Students, faculty and staff gathered in the Hughes-Trigg Commons Thursday in one of the first anti-war demonstrations on campus this year.
The ‘Peace is Patriotic’ forum also marked the first outward display of faculty opinion on the impending military actions in Iraq.
Organized by the SMU Coalition for Peace, the forum featured a panel of three history professors moderated by Director of Medieval Studies Bonnie Wheeler.
Clements Department of History Professor Jim Hopkins spoke first, saying the faculty at SMU had an “intellectual and moral obligation” to “see things as they are” in light of the past, particularly Vietnam, and to pass those observations on to students.
“We do not believe the [U.S.] administration has made a case for war,” he said.
Professor Michael Provence, who teaches Middle Eastern history, said President Bush is ignoring an historical ideology imbedded in the Middle East.
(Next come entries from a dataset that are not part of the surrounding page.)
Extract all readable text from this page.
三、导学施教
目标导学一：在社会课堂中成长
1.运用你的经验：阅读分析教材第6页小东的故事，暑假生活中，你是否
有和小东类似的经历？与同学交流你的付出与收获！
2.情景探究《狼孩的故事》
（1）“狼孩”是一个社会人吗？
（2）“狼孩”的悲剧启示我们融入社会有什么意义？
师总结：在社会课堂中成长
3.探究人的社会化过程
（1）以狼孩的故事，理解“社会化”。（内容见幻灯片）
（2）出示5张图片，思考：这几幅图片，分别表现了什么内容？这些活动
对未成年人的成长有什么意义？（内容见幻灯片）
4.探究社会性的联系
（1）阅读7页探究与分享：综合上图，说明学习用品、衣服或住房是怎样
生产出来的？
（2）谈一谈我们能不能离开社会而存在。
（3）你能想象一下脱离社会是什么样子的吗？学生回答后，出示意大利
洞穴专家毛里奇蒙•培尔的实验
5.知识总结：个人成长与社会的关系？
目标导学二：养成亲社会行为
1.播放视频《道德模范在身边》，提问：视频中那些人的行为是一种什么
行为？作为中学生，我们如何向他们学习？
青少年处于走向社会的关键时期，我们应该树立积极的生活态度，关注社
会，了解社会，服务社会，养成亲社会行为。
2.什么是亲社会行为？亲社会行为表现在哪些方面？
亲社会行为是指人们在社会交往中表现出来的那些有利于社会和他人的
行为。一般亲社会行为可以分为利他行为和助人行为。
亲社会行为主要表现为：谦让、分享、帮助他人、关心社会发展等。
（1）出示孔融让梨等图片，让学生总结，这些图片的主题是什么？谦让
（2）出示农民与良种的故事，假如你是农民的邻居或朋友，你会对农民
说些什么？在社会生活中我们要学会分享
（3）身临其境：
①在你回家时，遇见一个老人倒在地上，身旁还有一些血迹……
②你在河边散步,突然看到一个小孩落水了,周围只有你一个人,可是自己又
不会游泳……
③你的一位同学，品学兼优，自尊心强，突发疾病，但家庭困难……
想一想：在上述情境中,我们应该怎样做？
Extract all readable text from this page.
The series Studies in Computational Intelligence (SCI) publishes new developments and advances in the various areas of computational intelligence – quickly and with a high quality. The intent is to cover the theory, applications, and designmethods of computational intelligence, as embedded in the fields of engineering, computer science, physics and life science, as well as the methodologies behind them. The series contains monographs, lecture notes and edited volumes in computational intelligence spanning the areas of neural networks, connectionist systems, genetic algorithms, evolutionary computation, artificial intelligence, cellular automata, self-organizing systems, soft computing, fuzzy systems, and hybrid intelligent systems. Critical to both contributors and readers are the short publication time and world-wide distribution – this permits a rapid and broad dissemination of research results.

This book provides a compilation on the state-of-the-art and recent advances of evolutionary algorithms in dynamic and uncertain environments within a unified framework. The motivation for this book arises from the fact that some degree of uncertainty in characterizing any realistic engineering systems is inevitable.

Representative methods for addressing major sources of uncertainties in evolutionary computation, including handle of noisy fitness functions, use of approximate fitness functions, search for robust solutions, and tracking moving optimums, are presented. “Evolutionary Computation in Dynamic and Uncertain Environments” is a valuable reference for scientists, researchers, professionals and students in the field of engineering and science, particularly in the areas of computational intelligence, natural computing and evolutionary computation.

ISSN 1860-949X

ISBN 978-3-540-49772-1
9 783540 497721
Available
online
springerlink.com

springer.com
He said there is a conflict between power regimes and Islamists throughout the Middle East–and Saddam Hussein happens to be the worst in power, Osama bin Laden the worst of the Islamists. The two are inherent enemies in the Middle East, not allies. By insisting they are the same, the Middle East will come to the conclusion that the United States wants a war not with Iraq, but with the one common denominator the two sides have: an Islamic heritage.
Professor and Advisor to the SMU chapter of Amnesty International Rick Halperin focused on the human rights violations that inevitably come with war, saying “it will be a war of the seen and the unseen.”
“No participant in this struggle will be able to claim a moral ground,” he said.
The forum ended with calls to join in a city-wide march at 1 p.m. Saturday at Our Lady of Guadalupe Church on Ross.